Now that I have been in one place long enough to actually breathe again, and am still managing to ignore the shambling mounds all over the house, I need to get it together here. So, here’s a link to Jim’s obituary, which I snagged out of the Sault Evening Snooze. (And the dog’s name is “Alfie”, as in “Alfred”, not “Elfie”, sheesh! Pine martin slinkin’ down the back road? Bring it on! I’ll git it! Kee-reist. Elfie? Not!)
I have also placed a link to it in a permanent place on the left sidebar of this page which I will keep there as long as it seems right to do so, even after I get around to fixing up this ugly frog-infested site.
Jim had battled the hepatitis C virus for many many years, actually all of his life, although it wasn’t detected until 1991 (not sure if the year is accurate) and I don’t believe it even acquired a name until after he was diagnosed with it. It’s too long and complicated a story to tell here, it is not my story to tell and I know I would mangle the facts, so I won’t try. But I do know that no one who ever met him, even in the last weeks of his life, would have guessed that he had any health issues at all. He had an intense career as an automotive engineer, worked long hours right up to the end and had all kinds of other interests, as noted in the obit.
He was very ill the last few days of his life but he managed to completely bamboozle his family into thinking it was just “the flu” and I was blissfully oblivious about it all until the day before he died. That was a Sunday and we had arrived in A2 after a nice hot POC ride down from Houghton Lake and I was pretty darn cranky about the A/C (or lack thereof) in that car. I read an email from Karen that Jim was sick. I wrote some lame reply and started doing something in the kitchen and then I did a big double-take! “Rough” breathing??? Wha? I called up there and I guess The Commander also called and *ordered* him to go to the ER and the next I heard, Karen and Janet were following an ambulance with Val staying behind with the dogs (or working? kee-reist I can’t remember!).
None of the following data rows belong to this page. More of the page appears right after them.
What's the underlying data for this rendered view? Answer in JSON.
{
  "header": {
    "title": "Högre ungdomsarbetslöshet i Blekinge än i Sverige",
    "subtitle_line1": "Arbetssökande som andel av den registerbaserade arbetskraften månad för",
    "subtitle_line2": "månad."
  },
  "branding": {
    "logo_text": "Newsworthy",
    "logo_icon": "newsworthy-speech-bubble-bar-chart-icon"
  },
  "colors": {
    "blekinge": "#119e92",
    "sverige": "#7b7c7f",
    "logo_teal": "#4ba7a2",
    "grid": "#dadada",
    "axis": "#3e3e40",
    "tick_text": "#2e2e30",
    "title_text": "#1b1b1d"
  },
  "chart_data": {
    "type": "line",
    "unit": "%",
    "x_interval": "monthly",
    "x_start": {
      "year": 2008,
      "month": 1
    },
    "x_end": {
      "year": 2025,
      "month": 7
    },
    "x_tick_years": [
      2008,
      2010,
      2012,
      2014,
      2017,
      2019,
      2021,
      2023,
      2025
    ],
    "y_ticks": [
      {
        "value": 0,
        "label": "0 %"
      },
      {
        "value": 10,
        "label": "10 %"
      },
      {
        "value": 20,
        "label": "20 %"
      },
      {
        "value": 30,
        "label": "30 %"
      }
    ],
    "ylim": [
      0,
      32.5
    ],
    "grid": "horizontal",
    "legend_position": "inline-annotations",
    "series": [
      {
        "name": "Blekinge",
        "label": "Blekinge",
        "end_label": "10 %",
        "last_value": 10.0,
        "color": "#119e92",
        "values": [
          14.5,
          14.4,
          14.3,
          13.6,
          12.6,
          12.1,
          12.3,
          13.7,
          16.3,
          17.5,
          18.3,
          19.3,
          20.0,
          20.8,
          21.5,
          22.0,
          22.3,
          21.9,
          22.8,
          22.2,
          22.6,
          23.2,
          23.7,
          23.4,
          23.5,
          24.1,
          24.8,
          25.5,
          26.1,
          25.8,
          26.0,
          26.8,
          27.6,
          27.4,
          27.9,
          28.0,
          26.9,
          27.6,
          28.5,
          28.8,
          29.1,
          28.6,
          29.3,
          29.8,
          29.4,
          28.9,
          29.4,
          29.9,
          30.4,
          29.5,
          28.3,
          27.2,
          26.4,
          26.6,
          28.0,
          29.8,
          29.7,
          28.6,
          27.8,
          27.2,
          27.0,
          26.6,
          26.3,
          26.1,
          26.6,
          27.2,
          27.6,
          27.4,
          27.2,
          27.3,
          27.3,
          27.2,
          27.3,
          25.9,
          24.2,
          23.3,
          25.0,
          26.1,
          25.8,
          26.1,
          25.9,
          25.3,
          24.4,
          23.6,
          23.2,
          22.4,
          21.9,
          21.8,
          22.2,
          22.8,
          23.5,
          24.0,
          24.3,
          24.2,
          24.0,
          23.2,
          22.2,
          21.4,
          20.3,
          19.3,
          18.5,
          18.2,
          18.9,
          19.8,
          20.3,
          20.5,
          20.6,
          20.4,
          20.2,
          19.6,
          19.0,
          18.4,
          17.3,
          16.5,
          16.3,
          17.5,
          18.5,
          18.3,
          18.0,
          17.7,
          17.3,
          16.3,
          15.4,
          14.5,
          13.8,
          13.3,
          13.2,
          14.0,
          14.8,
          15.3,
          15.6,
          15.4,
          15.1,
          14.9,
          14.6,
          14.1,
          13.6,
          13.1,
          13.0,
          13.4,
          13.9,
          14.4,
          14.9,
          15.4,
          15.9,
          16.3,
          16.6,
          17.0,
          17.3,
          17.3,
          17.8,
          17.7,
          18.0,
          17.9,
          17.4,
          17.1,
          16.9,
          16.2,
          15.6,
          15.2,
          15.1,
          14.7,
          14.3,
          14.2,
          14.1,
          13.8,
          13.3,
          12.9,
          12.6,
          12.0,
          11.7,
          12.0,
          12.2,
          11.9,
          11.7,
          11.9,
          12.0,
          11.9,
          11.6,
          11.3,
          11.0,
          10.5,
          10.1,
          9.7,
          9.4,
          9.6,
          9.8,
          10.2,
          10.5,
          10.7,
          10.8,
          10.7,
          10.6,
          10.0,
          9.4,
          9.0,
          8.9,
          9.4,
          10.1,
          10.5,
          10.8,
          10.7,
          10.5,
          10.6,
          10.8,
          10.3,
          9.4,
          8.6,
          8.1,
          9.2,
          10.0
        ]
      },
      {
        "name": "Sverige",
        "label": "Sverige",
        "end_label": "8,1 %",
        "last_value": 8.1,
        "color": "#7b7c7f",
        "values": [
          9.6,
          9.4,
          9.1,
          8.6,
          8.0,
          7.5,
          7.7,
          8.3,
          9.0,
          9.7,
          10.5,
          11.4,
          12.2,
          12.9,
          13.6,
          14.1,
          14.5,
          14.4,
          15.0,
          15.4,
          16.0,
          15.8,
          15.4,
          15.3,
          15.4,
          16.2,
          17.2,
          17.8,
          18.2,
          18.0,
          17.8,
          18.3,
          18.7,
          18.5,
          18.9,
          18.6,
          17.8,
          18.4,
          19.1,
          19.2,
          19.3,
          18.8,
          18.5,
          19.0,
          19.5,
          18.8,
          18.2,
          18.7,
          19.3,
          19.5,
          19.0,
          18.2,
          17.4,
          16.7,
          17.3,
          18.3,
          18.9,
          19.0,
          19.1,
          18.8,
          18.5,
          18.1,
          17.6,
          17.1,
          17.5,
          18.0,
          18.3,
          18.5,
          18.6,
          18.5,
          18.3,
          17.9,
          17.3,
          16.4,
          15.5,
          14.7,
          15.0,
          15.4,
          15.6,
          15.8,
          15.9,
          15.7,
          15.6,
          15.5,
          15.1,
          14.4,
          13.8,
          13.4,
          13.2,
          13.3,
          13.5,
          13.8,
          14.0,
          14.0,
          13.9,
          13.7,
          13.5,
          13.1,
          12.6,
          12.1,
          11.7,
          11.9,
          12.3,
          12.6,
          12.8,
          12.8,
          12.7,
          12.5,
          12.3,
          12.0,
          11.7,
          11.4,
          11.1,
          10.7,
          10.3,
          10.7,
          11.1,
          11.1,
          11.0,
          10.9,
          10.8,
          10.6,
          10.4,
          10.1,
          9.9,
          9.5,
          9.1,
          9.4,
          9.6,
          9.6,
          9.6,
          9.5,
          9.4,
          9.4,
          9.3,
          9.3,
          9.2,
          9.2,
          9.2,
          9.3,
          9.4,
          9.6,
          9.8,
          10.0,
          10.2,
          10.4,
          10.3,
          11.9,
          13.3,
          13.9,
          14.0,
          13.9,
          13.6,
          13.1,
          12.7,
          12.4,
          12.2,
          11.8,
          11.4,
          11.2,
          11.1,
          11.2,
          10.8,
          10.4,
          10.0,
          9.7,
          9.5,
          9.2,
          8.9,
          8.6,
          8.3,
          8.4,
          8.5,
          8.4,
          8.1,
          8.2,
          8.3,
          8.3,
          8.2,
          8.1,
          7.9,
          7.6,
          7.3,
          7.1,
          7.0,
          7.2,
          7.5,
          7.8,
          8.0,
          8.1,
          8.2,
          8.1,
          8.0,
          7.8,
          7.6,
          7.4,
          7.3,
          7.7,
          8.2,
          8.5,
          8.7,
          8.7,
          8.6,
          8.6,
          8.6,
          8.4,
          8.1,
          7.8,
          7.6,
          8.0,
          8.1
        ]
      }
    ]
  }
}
It was a hot and restless night around here and I spent the next morning putzing around Ann Arbor doing just about the most lame and random errands possibly imaginable. But I did somehow have the presence of mind to put gas in my car. Therefore, when Karen called me at 11 or so that morning, I just got in and left. But since Froggy put up such a big fuss about going with me, I got a half-mile down the road and realized I had him but not my purse, so I had to turn around and go back to get it!
When Karen had visited Jim early that morning, he was initially able to respond to stories about the dogs’ antics but by the time she left he had slipped into unconsciousness. By the time I arrived at Grand Blanc, the hospital had called to say he had taken a turn for the worse. I won’t even try to document the afternoon. Karen is *much* more knowledgeable about all of that. It was a blur to me. I felt my job was to function as a bumbly sort of “sweep,” just being there to do whatever was needed. I do not know whether he was aware of our presence at that point or not. They were still working on him pretty hard and there was quite a bit of waiting and we all made phone calls, etc. And then we were told he was going and we scrambled to get everyone back into his room and he slipped away. We were there for a while afterward and then we walked out to the parking lot, Karen got in her car, I got in mine, I blew a master salute and then, we just drove off into the steamy hot late afternoon haze. “What happened this afternoon?” “What did we just do?” I couldn’t make sense of it. And that is all for now. There has been a lot going on since then but that’s the end of a chapter.